The assistant conductor told investigators he moved toward the front of the train. Seeing smoke and fire ahead, he worked his way back and yelled to the passengers: "I need absolute quiet. We need to work this like a school fire drill."

Then he saw a towboat 150 to 200 yards downstream, scanning the murky water with its spotlight.

Andrew Stabler was piloting the MV Mauvilla, nudging six barges lashed three abreast north up the Mobile River. He was more than the length of a football field behind the front end of his tow. The barges were filled with coal, coke and wood chips.

The boat's owner, Warrior & Gulf Navigation Co., originally said Stabler inadvertently entered the Bayou Canot, which is not open to barge traffic. But Friday, it said he had maneuvered to tie up inside the bayou until the fog lifted.

Stabler, 46, raised the Coast Guard on an emergency channel. Although the National Transportation Safety Board put the time of the accident at 2:50 a.m., the Coast Guard logged this call from Stabler at 3:06 a.m. NTSB chief investigator Russ Gober said Friday that such time differences are "quite common in accident investigations."

"Mayday. Mayday. I've lost my tow. There's too much fog. Don't know exact location. Just around Twelve Mile Island, around the cut," Stabler said, indicating a position on the Mobile River.

"Vessel hailing `Mayday.' How many people on board, and are you in immediate danger?" the duty officer replied.

"Negative. Don't quite know what happened. Just saw the heel of my tow disappear. We're right under the bridge at 14 mile in Sara Bayou. We have four people on board. There's a lot of fog. I don't have time to talk to you. Let me go see what is going on. I'll get right back with you. Out."

Within moments, Stabler radioed back. This call was logged at 3:18.
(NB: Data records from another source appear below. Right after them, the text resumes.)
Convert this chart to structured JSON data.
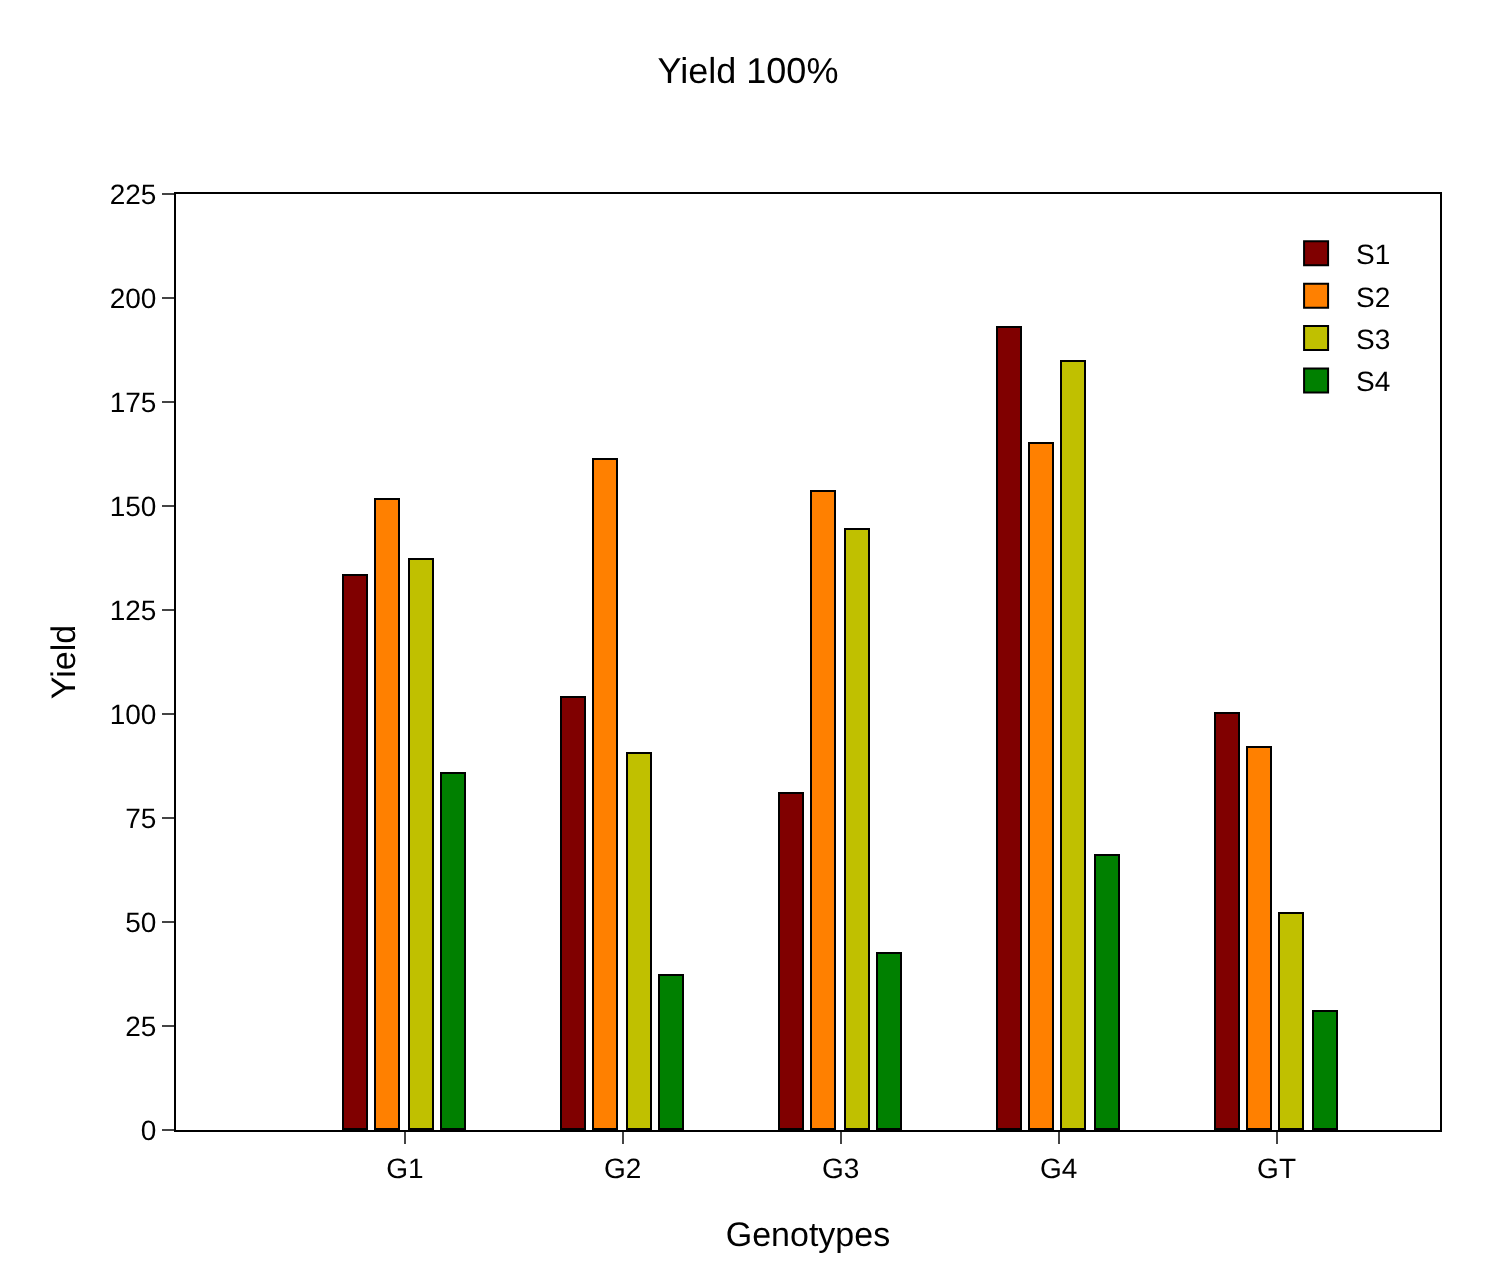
{
  "chart_data": {
    "type": "bar",
    "title": "Yield 100%",
    "xlabel": "Genotypes",
    "ylabel": "Yield",
    "categories": [
      "G1",
      "G2",
      "G3",
      "G4",
      "GT"
    ],
    "series": [
      {
        "name": "S1",
        "color": "#800000",
        "values": [
          133,
          103.7,
          81,
          192.8,
          100.2
        ]
      },
      {
        "name": "S2",
        "color": "#ff8000",
        "values": [
          151.6,
          161.2,
          153.2,
          165.1,
          91.8
        ]
      },
      {
        "name": "S3",
        "color": "#c0c000",
        "values": [
          136.9,
          90.2,
          144.4,
          184.5,
          52.1
        ]
      },
      {
        "name": "S4",
        "color": "#008000",
        "values": [
          85.7,
          36.9,
          42.3,
          65.7,
          28.2
        ]
      }
    ],
    "ylim": [
      0,
      225
    ],
    "yticks": [
      0,
      25,
      50,
      75,
      100,
      125,
      150,
      175,
      200,
      225
    ],
    "grid": false,
    "legend": "top right"
  }
}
"Coast Guard, this is Mauvilla. It's real bad here. There's a train that ran off the track into the water, and there's lots of people that need help. And there's a fire. I'm going to try to help some of them, and I'll get back to you."

Federal officials said one of the barges struck the bridge, perhaps weakening its supports or knocking the track out of line. The bridge was not lighted and had no reflectors.

"It is clear the barge did hit the bridge," said Transportation Secretary Federico Pena.

"The fact is he was lost," said Coast Guard Capt. Michael Perkins.

According to Coast Guard records, Stabler had no prior accidents or violations. He received his seaman's license in 1983 and a license to work on vessels over 100 gross tons in 1987.

The towboat fished 17 survivors out of the fuel-covered water. But an Amtrak mechanic told the NTSB it took the boat crew 15 minutes to tie off their barges on a bank before beginning rescue efforts. The boat and barges have been impounded by the FBI.

Forensic experts took paint samples from the barges and scrapes found on the trestle. They are also comparing concrete chips found on the barges with chunks missing from the bridge.